In a design, a reset signal that is generated in one clock domain and used in one or more other, asynchronous clock domains should follow the following guidelines:
- The reset signal should be synchronized with two or more cascading registers in the receiving asynchronous clock domain.
- The cascading registers should be triggered on the same clock edge.
- There should be no logic between the output of the transmitting clock domain and the cascaded registers in the receiving asynchronous clock domain.
This rule is applied when the reset signal is synchronized but fails to adhere to the aforementioned guidelines.
The following image shows an example of an incorrectly synchronized reset signal. The reset signal in the receiving domain is only synchronized with one register; however, two cascaded registers are required to decrease the probability of metastability in the reset domain.
The following image shows example of an incorrectly synchronized reset signal. The cascaded registers in the receiving domain are triggered on different clock edges. When cascaded synchronization registers are triggered on different clock edges, the risk is higher that the second register will not have enough time to resolve the metastable output from the first register.

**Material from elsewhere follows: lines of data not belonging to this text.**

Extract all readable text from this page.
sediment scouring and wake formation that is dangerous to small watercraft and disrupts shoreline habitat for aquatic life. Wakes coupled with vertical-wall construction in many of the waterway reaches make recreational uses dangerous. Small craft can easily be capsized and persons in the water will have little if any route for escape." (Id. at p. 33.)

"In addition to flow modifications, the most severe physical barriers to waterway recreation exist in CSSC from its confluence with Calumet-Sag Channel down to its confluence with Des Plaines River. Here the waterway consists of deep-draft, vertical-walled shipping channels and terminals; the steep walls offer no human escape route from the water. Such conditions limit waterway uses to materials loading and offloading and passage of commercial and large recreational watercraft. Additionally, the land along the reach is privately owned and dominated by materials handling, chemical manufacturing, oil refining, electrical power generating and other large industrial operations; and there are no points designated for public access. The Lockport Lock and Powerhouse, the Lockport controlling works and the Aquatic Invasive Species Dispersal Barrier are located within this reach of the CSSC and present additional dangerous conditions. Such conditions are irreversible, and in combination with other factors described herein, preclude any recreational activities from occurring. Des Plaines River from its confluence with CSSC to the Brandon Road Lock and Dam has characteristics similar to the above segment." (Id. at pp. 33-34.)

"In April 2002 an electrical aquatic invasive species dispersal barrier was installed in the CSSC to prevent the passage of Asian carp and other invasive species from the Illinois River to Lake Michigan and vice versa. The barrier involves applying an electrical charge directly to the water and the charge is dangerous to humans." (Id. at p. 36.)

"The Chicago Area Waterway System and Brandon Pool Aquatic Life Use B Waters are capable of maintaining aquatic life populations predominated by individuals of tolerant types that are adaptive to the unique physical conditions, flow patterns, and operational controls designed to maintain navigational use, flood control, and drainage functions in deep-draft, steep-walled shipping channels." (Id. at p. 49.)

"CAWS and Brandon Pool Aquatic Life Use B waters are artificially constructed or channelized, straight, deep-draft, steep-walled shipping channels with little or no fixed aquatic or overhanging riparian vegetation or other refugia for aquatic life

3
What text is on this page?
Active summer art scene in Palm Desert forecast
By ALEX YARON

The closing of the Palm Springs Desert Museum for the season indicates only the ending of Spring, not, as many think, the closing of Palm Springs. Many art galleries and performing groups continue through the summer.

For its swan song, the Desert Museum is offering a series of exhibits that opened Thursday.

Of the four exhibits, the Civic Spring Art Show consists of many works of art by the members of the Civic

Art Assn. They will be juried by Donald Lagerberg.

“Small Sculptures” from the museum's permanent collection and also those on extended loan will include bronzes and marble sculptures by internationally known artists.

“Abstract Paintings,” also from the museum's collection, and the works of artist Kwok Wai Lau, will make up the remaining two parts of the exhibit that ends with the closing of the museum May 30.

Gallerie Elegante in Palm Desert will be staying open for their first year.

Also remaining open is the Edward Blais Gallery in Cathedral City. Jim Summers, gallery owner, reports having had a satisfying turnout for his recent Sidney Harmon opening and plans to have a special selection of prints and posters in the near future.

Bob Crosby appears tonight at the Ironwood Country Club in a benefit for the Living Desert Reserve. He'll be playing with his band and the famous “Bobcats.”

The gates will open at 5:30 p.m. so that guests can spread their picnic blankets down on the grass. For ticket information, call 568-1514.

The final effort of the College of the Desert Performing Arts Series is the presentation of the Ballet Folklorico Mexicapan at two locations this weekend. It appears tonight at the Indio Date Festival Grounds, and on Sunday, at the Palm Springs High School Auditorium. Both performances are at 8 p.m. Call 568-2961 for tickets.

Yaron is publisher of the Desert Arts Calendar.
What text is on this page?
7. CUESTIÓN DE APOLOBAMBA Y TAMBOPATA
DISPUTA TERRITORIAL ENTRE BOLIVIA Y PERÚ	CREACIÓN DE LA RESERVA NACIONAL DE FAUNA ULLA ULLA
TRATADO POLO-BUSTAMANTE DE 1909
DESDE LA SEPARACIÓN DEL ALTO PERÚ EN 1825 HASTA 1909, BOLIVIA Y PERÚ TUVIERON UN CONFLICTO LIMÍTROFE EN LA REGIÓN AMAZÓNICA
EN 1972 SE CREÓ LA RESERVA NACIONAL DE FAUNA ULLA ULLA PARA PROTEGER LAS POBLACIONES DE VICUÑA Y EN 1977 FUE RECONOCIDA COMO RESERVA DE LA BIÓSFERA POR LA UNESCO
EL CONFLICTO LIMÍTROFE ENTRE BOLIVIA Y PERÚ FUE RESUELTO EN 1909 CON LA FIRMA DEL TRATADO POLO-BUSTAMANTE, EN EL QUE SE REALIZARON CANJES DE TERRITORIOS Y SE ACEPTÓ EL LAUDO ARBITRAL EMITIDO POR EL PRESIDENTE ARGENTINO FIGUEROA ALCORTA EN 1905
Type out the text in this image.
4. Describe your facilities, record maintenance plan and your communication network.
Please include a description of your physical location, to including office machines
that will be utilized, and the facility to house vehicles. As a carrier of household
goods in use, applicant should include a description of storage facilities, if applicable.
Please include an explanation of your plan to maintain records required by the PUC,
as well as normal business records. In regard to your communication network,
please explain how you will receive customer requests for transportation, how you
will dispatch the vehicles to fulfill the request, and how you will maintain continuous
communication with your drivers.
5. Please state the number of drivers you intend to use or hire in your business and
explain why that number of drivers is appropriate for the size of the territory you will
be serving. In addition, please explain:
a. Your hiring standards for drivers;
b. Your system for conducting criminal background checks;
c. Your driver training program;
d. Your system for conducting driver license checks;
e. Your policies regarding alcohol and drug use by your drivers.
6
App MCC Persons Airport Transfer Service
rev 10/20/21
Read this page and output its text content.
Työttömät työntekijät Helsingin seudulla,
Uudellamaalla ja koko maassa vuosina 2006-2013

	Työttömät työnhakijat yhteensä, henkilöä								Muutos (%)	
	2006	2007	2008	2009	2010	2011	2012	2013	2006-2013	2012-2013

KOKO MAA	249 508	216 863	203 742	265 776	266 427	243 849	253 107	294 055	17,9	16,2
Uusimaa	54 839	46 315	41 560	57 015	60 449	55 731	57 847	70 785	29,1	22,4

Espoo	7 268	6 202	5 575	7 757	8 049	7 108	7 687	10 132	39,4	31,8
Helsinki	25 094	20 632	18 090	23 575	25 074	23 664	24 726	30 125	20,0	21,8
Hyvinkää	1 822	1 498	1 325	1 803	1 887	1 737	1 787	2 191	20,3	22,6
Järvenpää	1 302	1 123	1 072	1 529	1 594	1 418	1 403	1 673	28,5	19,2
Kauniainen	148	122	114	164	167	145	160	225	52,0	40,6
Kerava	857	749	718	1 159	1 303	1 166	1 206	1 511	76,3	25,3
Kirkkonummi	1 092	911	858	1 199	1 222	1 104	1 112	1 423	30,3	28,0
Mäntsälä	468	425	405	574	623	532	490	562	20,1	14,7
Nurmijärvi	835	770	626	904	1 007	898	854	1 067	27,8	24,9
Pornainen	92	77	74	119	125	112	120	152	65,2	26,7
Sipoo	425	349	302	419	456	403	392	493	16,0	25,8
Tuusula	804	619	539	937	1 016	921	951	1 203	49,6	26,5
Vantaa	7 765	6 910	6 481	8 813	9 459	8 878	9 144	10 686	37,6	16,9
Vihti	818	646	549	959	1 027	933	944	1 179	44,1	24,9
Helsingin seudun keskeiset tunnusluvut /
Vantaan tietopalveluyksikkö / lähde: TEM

The following image shows example of an incorrectly synchronized reset signal. Logic exists between the output of the transmitting clock domain and the cascaded registers in the receiving asynchronous clock domain. The synchronizer may sample unintended data due to the glitches generated by combinational logic. Additionally, the extra toggling on the output of the combinatorial logic also increases the risk of metastability problems.
The following image shows an example of a correctly synchronized reset signal:
Synchronizing the reset signal delays the signal by an extra clock cycle; this delay should be considered when using the reset signal in a design.